We are given a linear congruential sequence

$X_{n+1} = (a X_n + c) \bmod 2^e$

with $X_0 = 0$, and where $a$ and $c$ satisfy the conditions of Theorem A. Since $m = 2^e$, Theorem A requires that $c$ is odd and that $a \equiv 1 \pmod{4}$. We are to compute $X_{2^{e-1}}$.
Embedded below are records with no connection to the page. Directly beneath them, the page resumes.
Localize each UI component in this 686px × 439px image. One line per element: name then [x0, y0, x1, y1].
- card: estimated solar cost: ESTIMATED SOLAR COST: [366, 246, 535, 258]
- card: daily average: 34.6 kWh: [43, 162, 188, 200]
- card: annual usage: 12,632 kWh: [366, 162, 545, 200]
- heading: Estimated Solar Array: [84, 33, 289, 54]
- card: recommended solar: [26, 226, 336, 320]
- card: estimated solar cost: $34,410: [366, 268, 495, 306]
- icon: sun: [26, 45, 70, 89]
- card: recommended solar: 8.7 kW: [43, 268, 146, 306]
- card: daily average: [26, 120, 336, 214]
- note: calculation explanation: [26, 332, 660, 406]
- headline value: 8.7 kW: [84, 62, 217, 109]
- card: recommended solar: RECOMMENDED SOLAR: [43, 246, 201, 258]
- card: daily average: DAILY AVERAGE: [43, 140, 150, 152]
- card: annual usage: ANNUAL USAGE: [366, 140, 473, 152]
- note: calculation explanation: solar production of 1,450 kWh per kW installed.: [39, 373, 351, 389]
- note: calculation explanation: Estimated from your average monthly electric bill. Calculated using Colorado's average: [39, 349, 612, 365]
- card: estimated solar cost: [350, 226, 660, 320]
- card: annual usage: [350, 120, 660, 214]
By formula 3.2.1–(6), the general term of a linear congruential sequence with $X_0 = 0$ is

$X_n = \frac{a^n - 1}{a - 1} , c \bmod 2^e.$

Set $n = 2^{e-1}$:

$X_{2^{e-1}} = \frac{a^{2^{e-1}} - 1}{a - 1} , c \bmod 2^e.$

Write $a = 1 + 4q$ for some integer $q$, as required by Theorem A. Then

$a - 1 = 4q.$

Apply Lemma P repeatedly with $p = 2$, $r = 2$, and $x = a = 1 + 4q$. Lemma P shows that for any integer $g \ge 0$:

$(1 + 4q)^{2^g} \equiv 1 + 2^{g+2} q \pmod{2^{g+3}}.$

Set $g = e-2$. Then

$(1 + 4q)^{2^{e-2}} \equiv 1 + 2^{e} q \equiv 1 \pmod{2^e},$

since $2^e q$ is divisible by $2^e$. Therefore

$a^{2^{e-2}} \equiv 1 \pmod{2^e}.$

We need $a^{2^{e-1}} - 1$. Observe that

$a^{2^{e-1}} = (a^{2^{e-2}})^2 \equiv 1^2 \equiv 1 \pmod{2^e}.$

Thus

$a^{2^{e-1}} - 1 \equiv 0 \pmod{2^e}.$

We now consider

$\frac{a^{2^{e-1}} - 1}{a - 1} = \frac{0}{4q} = 0 \pmod{2^e}.$

But we must be careful modulo powers of 2. By repeated application of Lemma P, we have the more precise congruence:

$(1 + 4q)^{2^{e-1}} - 1 \equiv 2^{e-1} \cdot 4 q = 2^{e+1} q \pmod{2^{e+1}}.$

Dividing by $a - 1 = 4q$, we obtain

$\frac{a^{2^{e-1}} - 1}{a - 1} \equiv \frac{2^{e+1} q}{4 q} = 2 \pmod{2^e}.$

Multiplying by $c$ gives

$X_{2^{e-1}} \equiv 2 c \pmod{2^e}.$

Since $c$ is odd, $2c$ is congruent to $2$ modulo $4$ and is less than $2^e$. Therefore the final answer is

$\boxed{X_{2^{e-1}} = 2 c \bmod 2^e}.$

This completes the solution. ∎